Are we missing something here?


----------



## TheTreeSpyder (Feb 27, 2004)

Sorry, i couldn't find it on AS search, we'll see what we can do aobut it!


----------



## John Paul Sanborn (Feb 27, 2004)

You shoulda have made a comment relating it to working a lone, that would ahve made it topical.

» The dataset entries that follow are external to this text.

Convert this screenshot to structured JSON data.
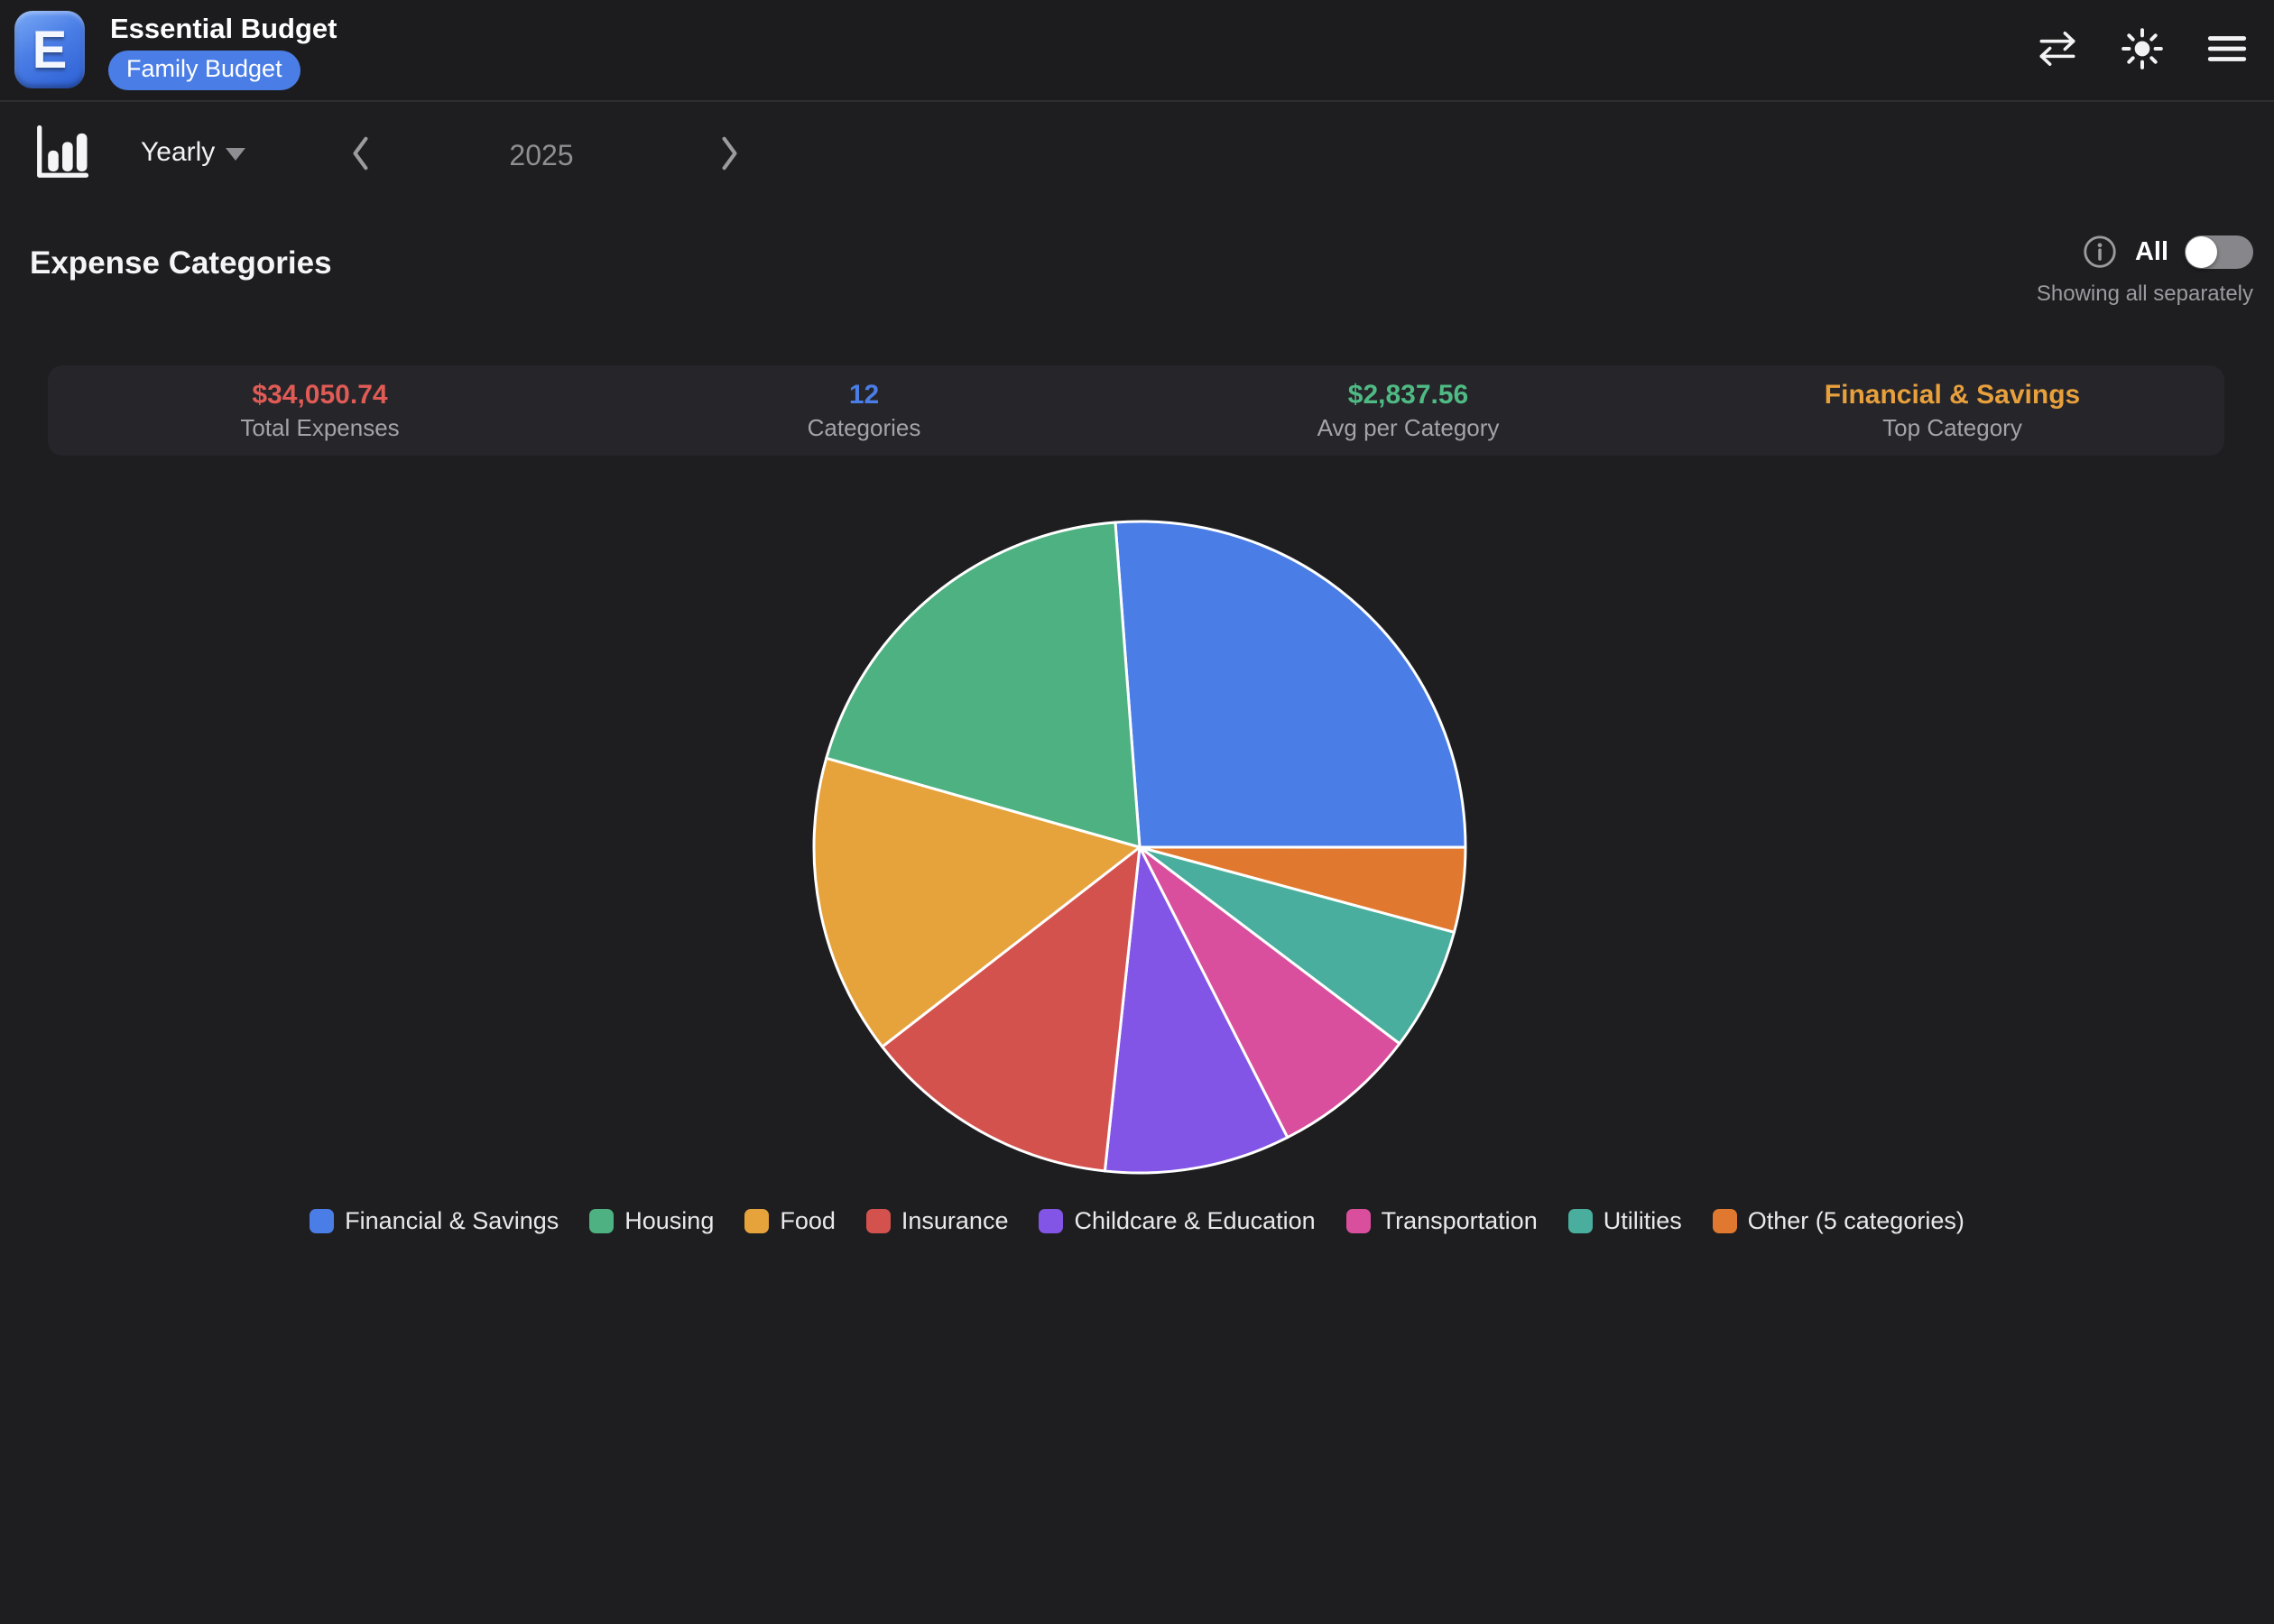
{
  "header": {
    "logo_letter": "E",
    "title": "Essential Budget",
    "badge": "Family Budget"
  },
  "toolbar": {
    "period_selector": "Yearly",
    "current_period": "2025"
  },
  "section": {
    "title": "Expense Categories",
    "toggle_label": "All",
    "toggle_state": "off",
    "subtitle": "Showing all separately"
  },
  "stats": {
    "items": [
      {
        "value": "$34,050.74",
        "label": "Total Expenses",
        "color": "#e05b55"
      },
      {
        "value": "12",
        "label": "Categories",
        "color": "#4a7de5"
      },
      {
        "value": "$2,837.56",
        "label": "Avg per Category",
        "color": "#4fba83"
      },
      {
        "value": "Financial & Savings",
        "label": "Top Category",
        "color": "#e8a03c"
      }
    ]
  },
  "chart_data": {
    "type": "pie",
    "title": "Expense Categories",
    "total": "$34,050.74",
    "value_unit": "percent",
    "percents_estimated_from_angles": true,
    "start_angle_deg": -4.3,
    "direction": "clockwise",
    "legend_position": "bottom",
    "segments": [
      {
        "label": "Financial & Savings",
        "percent": 26.2,
        "color": "#4a7de5"
      },
      {
        "label": "Housing",
        "percent": 19.4,
        "color": "#4eb181"
      },
      {
        "label": "Food",
        "percent": 14.9,
        "color": "#e6a33c"
      },
      {
        "label": "Insurance",
        "percent": 12.8,
        "color": "#d4524e"
      },
      {
        "label": "Childcare & Education",
        "percent": 9.2,
        "color": "#8355e6"
      },
      {
        "label": "Transportation",
        "percent": 7.2,
        "color": "#da4f9d"
      },
      {
        "label": "Utilities",
        "percent": 6.1,
        "color": "#49ae9d"
      },
      {
        "label": "Other (5 categories)",
        "percent": 4.2,
        "color": "#e0792f"
      }
    ],
    "clockwise_order": [
      "Financial & Savings",
      "Other (5 categories)",
      "Utilities",
      "Transportation",
      "Childcare & Education",
      "Insurance",
      "Food",
      "Housing"
    ]
  }
}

I'm going to have foru or five emails telling me this has nothing to do with tree work


----------



## MasterBlaster (Feb 27, 2004)

> _Originally posted by John Paul Sanborn _
> *
> 
> I'm going to have foru or five emails telling me this has nothing to do with tree work  *




THOSE are the people that need to get a life!


----------



## treeslayer (Feb 27, 2004)

I bet he was looking up at the trees while he gnawed his arm off with that pocketknife!


----------



## Koa Man (Mar 6, 2004)

This shows the value of carrying a high quality knife, preferably with a blade length of at least 4 inches, just in case you pin your arm in a tight (tree) crotch and can't start your chain saw to cut it off. Your knife needs to be either a fixed blade or a folder that can be opened with one hand. Try to avoid buying knives with blades made of 420 or 440 steel. Get quality steel like D2 or S30V.

Hmmm, I forgot, most of us also carry Silkys.  Forget what I said about knives.


----------



## John Paul Sanborn (Mar 7, 2004)

This speeks to the idea of not climbing alone.


----------